Когда я стал учиться музыке, у меня появился друг. Друга звали Боря. Боря тоже учился музыке. Боря был еврей. Об этом скорбным шепотом мне поведала моя мама. Она сказала: «Ты знаешь, Боря — еврей». Я не знал, что такое «еврей». Я спросил у матери. Она тоже не могла сообщить, чем же это хуже, чем «не еврей». В конце концов она сказала: «Их никто не любит». Я это запомнил и проникся к Боре самыми нежными чувствами.
Мать Бори, тётя Мара, толстая, в тонком халате, всё время что-то печатала на машинке в их маленькой квартирке.
— Деточка! — говорила она мне с каким-то душевным надрывом.— Дружи с Борей!
После этого она плакала и печатала.
Я смущался. Я не мог, когда рядом плачут и печатают. Я дружил с Борей.
Папа Бори — тощий и трагический — ничего не говорил.
Случай с тем, что «Боря — еврей», заставил меня выяснить с пристрастием и до конца, кто же тогда мы сами. Мы оказались русскими — правда, не совсем. Мы оказались метисами. «А это как что?» — не унимался я. «Это так,— объяснили мне.— Папа — русский, а мама и бабушка — армянки. Вот и получается, что вы все — метисы». Одновременно оказалось, что в нашем дворе полным-полно русских, армян, азербайджанцев, горских евреев и татар. Я расстроился, что я — метис. «Не расстраивайся,— сказали мне,— метисы — самые умные и красивые». Это как-то подбодрило. С этим я дожил до сегодняшнего дня.
То, что на карьере я тонул, дошло до нашей мамы, и мама срочно пошла и записала нас в плавательный бассейн. Мы ходили туда все втроем. «Три брата-акробата» — так нас называли. Мне тогда было шесть, Валерке — три года, а Серёга помещался где-то между нами.
В душевой бассейна как-то сразу стало понятно, что тот, кто смел и силен, тот и моется, а тот, кто не смел, тот тихо стоит на обмылках.
Серёга наблюдал это безобразие секунды три, потом он кого-то толкнул, тот упал, и мы помылись.
Мы с Серёгой быстро научились держаться на воде, Валерка же ещё долго плавал вместе с тренером, лёжа у него на спине и обхватив его руками за шею. Вид у него при этом был хитрый- прехитрый.
После бассейна мы всегда покупали «косички» — треугольные слоёные пирожки с повидлом. Во рту они таяли. Мы старались держать их там как можно дольше.
Вскоре как-то выяснилось, что в Ленинграде и Москве у нас есть родственники. Оказалось, что в Ленинграде у нас живёт ещё одна бабушка — «папина мама», а в Москве живут «дядя Витя» и «тётя Тамара». Летом нас к ним повезли. Повёз нас отец. Сначала в Москву, а потом в Ленинград. На поезде. Поезд в памяти не отложился. В памяти отложились «дядя Витя» с «тётей Тамарой», их собака Рита, их прекрасная московская квартира и их домработница Маняша. Дядя Витя был лыс, тётя Тамара приветлива, собака Рита — шумна и чувствительна, а у Маняши на кухне всегда было что-нибудь вкусненькое.

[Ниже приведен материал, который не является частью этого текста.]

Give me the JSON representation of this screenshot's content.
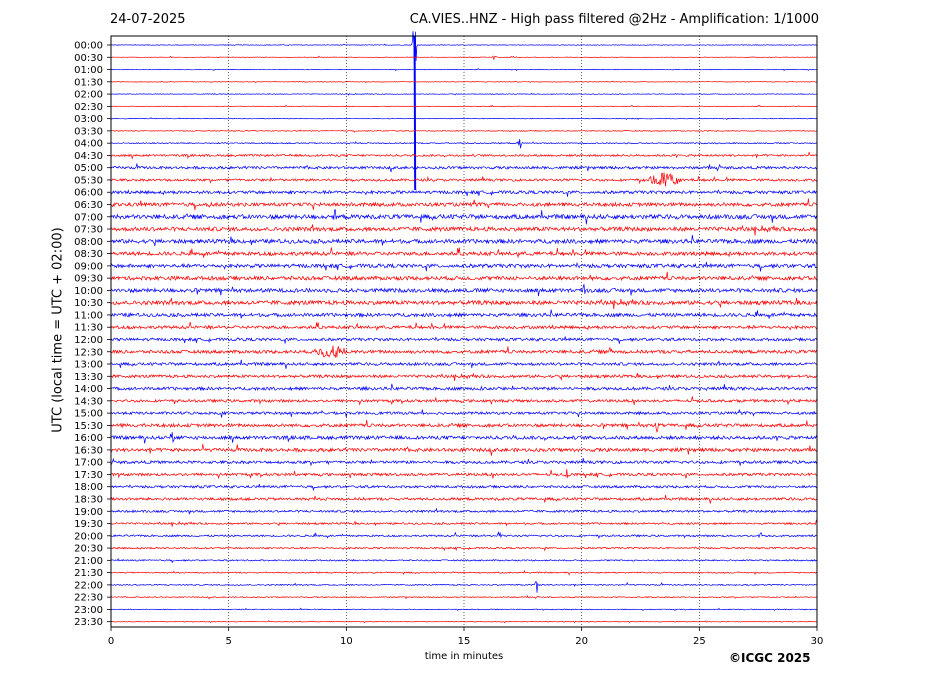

Как только мы у них появились, нас тут же усадили за стол пить чай. Мы скромно взяли по кусочку хлеба с маслом и присыпали сверху сахарным песком.
В Ленинграде после бакинской духоты нам было просто холодно, и мы вырядились в три одинаковые серые курточки.
Ленинградская бабушка встретила нас суетливо-ненатурально-радостно, и всё это было не так, как, по нашему разумению, должна встречать внуков бабушка. Мы ткнулись губами в её волосатую щёку и не испытали там ничего, кроме смущения.
Папа при бабушке был с нами груб. Наверное, ему хотелось продемонстрировать своё строгое отцовство.
Кроме бабушки у нас обнаружился дедушка, отставной майор, герой Брестской крепости с неработающими пальцами, и две тётки. Тётя Лида поцеловала меня в губы. Было вкусно и стыдно. Спали мы на полу в десятиметровой комнате, где кроме нас спали бабушка, две наши тётки и дедушка — отставной майор с неработающими пальцами.
В Ленинграде я заболел воспалением лёгких, и меня положили в больницу, в большую мальчишескую палату, где не было недостатка ни в мучителях, ни в защитниках, а за окнами шёл дождь, такой для нас непривычный.